P2-E: Imagining capitalism in transregional fraud schemes

The increase of financial flows between African and Asian countries has also brought about the increase of fraudulent schemes. Since the 2000s, email scams, pyramid schemes, Ponzi schemes and multi-level marketing schemes (MLMs) have been travelling between both regions. These frauds use the economic infrastructure between Africa and Asia that has been established in the last decades. Moreover, they refer to similar imaginaries of a globalized, middle-class lifestyle – in other words to similar collective fantasies of capitalism – to persuade victims. Based on fieldwork in Ghana, India and Kenya, the project will explore these fraud schemes as travelling models, which both make use of and spread particular understandings of capitalism.
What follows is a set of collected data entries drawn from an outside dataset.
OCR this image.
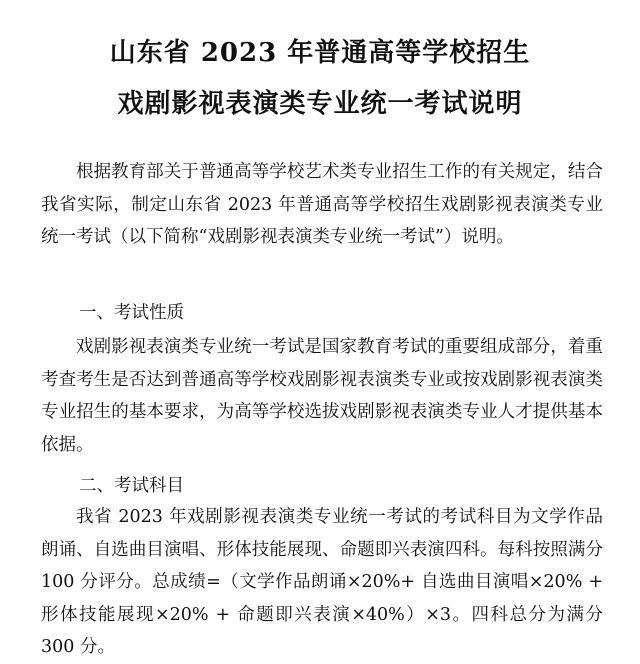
山东省 2023 年普通高等学校招生
戏剧影视表演类专业统一考试说明

根据教育部关于普通高等学校艺术类专业招生工作的有关规定，结合我省实际，制定山东省 2023 年普通高等学校招生戏剧影视表演类专业统一考试（以下简称“戏剧影视表演类专业统一考试”）说明。

一、考试性质

戏剧影视表演类专业统一考试是国家教育考试的重要组成部分，着重考查考生是否达到普通高等学校戏剧影视表演类专业或按戏剧影视表演类专业招生的基本要求，为高等学校选拔戏剧影视表演类专业人才提供基本依据。

二、考试科目

我省 2023 年戏剧影视表演类专业统一考试的考试科目为文学作品朗诵、自选曲目演唱、形体技能展现、命题即兴表演四科。每科按照满分 100 分评分。总成绩=（文学作品朗诵×20%+ 自选曲目演唱×20% + 形体技能展现×20% + 命题即兴表演×40%）×3。四科总分为满分 300 分。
These schemes will be studied by using multiple perspectives: As stories, the schemes make use of globally circulating fantasies of capitalism and adapt these narratives to local contexts. As economic strategy, these schemes allow people that are excluded from global capitalism to partake in it. As travelling model, these frauds spread certain capitalist norms; members of Ponzi schemes and MLMs are asked to transform themselves into business men and their social relationships into business relations. Fraudulent schemes may be a very particular form of transregional, economic interaction between Africa and Asia. Yet they can be used as a lens to explore how actors believe in imaginaries of capitalism, how they desperately want to partake in them and how they carry them from one place to the next.